The Comfort Book by Matt Haig
Matt Haig, author of The Midnight Library and Reasons To Stay Alive, brings another much-loved hit to our bookshelves. The Comfort Book is a compilation of consolations from others, helping to show the reader that there are better days ahead – with words of hope and encouragement when times may be hard.
If anything, it is a reminder that life is filled with both ups and downs and that both work to give us an improved outlook on, and a more meaningful, life.
I’d liken The Comfort Book to a warm hug, there to support those in times of need and remind us of the better days ahead, and that we just need to keep looking for them.
The Self-Care Project: How to Let Go of Frazzle and Make Time for You by Jayne Hardy
Every persons’ 101 guide to self-care, the Self-Care Project by Jayne Hardy is worth a read if you’re looking to really get in on the self-care revolution.
It is the ultimate guide showing you just how to take better care of yourself, and shows us just how integral self-care is in helping us be the best versions of ourselves that we so long to be.

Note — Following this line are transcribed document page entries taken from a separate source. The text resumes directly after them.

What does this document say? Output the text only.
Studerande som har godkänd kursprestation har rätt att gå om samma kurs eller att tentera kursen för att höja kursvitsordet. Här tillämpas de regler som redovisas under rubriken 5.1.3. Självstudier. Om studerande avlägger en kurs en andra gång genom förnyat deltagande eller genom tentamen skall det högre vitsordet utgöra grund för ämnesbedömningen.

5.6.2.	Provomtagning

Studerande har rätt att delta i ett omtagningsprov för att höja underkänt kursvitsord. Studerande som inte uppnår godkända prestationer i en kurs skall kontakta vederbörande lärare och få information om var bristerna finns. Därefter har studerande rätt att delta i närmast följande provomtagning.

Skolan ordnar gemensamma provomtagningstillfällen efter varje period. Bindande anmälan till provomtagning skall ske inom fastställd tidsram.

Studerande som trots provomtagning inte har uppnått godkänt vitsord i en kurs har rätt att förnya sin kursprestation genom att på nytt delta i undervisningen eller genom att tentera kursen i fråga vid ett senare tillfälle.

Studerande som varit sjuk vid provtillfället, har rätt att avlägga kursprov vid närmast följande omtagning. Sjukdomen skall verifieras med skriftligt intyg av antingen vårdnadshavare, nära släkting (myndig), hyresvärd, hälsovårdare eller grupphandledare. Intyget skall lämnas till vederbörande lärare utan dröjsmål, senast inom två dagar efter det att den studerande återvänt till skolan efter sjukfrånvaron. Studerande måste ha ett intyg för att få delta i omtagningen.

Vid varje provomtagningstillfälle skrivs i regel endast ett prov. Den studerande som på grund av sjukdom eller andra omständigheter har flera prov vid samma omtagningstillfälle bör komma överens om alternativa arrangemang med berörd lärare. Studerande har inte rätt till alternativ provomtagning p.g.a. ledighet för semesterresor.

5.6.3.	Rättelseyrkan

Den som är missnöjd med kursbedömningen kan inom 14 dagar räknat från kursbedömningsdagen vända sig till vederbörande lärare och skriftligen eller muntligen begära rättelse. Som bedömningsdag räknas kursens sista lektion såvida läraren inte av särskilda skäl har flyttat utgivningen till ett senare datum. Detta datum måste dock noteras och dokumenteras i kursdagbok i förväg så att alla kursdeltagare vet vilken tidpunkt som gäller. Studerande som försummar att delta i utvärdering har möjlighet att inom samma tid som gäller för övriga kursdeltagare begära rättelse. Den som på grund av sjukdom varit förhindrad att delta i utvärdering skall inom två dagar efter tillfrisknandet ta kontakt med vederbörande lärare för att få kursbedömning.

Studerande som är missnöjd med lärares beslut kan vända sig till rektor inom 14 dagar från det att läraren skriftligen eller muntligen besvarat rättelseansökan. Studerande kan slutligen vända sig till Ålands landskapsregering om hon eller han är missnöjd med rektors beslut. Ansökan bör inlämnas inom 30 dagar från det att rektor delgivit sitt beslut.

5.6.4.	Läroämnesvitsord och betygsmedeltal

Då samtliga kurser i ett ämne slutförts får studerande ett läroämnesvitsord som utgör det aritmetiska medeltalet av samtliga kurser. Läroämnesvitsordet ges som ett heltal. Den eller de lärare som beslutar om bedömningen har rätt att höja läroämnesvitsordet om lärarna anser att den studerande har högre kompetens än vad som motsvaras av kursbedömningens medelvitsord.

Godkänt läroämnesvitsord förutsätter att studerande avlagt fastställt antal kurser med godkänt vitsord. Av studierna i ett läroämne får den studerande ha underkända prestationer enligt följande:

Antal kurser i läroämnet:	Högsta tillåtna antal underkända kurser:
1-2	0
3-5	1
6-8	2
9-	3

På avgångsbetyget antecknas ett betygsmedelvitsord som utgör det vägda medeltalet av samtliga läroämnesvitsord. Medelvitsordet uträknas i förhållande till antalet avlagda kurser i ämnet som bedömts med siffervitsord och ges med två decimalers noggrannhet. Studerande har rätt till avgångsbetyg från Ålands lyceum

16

The book is filled with practical advice, and the author, having gone through her own personal struggles with depression and anxiety, helps us feel that we are responsible for our own happiness, and that it is more than achievable with simple preventative methods.

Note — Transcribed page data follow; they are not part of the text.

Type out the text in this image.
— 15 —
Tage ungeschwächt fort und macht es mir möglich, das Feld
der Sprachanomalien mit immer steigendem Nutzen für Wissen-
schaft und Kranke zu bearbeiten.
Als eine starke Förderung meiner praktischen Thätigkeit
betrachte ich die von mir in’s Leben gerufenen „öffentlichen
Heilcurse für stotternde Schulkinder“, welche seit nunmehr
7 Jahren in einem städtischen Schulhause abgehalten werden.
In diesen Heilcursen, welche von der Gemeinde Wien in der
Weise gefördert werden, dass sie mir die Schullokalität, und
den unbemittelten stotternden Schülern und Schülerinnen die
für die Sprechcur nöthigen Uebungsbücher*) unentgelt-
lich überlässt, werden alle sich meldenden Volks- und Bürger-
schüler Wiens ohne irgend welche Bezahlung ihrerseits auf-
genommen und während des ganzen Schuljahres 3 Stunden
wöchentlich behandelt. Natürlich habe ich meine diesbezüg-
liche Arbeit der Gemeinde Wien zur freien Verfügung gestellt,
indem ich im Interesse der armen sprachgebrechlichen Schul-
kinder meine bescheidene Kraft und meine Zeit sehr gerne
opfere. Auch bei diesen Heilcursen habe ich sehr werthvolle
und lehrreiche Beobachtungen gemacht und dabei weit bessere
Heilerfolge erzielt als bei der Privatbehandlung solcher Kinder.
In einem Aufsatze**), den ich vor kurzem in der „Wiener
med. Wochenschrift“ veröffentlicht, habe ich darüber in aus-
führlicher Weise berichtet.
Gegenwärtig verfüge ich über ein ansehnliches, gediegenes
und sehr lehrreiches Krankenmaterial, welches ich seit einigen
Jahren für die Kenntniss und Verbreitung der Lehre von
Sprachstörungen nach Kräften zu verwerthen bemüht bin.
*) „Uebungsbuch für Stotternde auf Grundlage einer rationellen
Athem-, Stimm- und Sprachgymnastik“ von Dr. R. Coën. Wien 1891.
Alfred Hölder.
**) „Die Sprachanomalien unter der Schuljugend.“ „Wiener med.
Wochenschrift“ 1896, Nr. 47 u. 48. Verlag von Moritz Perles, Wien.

Just a click away, this book helps us realise just how attainable and realistic self-care is.
The Little Book of Hygge: Danish Secrets to Happy Living by Meik Wiking
This compact guide is the cutest and most inviting of its kind – just like the lifestyle it is promoting. The Little Book of Hygge helps its readers obtain an attitude towards daily life, helping you cultivate happiness in a multitude of ways, whether it be through intimacy, feelings of cosiness or friendship, it is no wonder that Denmark is considered to be one of the happiest places in the world.
The Little Book of Hygge will share with you Denmark’s best kept secrets for a happier and more self-caring you, and who better to hear it from than an expert. The author, Meik Wiking, is the CEO of the Happiness Research Institute in Copenhagen, thus is a professional in the art of all things Hygge, so you can rest assured you are in good hands whilst learning about this life-changing attitude on your path to self-care success.
No Such Thing As Normal by Bryony Gordon
A relieving and reassuring guide to navigating life, No Such Thing As Normal is a holistic guide to better the self. Covering topics ranging from worry, self-image, addiction, sleep, mindfulness and much more, the founder of ‘Mental Health Mates’ (a network of peer support groups online and in real life) Bryony Gordon gives us practical advice to help our mental wellbeing in an increasingly overwhelming world.
Bryony is here for us, giving a no-nonsense direct guide to understanding and improving our mental health through self-help, and – most importantly – she shows us that it is normal to have struggles with our mental health, and guides us on a path to become our stronger self.
Ikigai: The Japanese Secret to a Long and Happy Life by Héctor García and Francesc Miralles
One of my favourite books to date, Japanese living has long been known to be a freeing and serene lifestyle, but Ikigai sums up its most important lessons and teachings so that you can incorporate its practice into your daily life easily.
Ikigai is considered to be the secret to a long and happy life. Roughly translating to ‘life purpose’, this book will help you along your way to find and follow your own Ikigai and lead a more fulfilling life. Whilst drawing on the principles and insights from science, psychology and art, this book is an inspirational masterpiece that will help you cultivate a happy life.
So, what are you waiting for? Start your journey to becoming the best version of you that you can be through adopting new self-care techniques and outlooks with any one of these books. The real question though is: which one do we start with?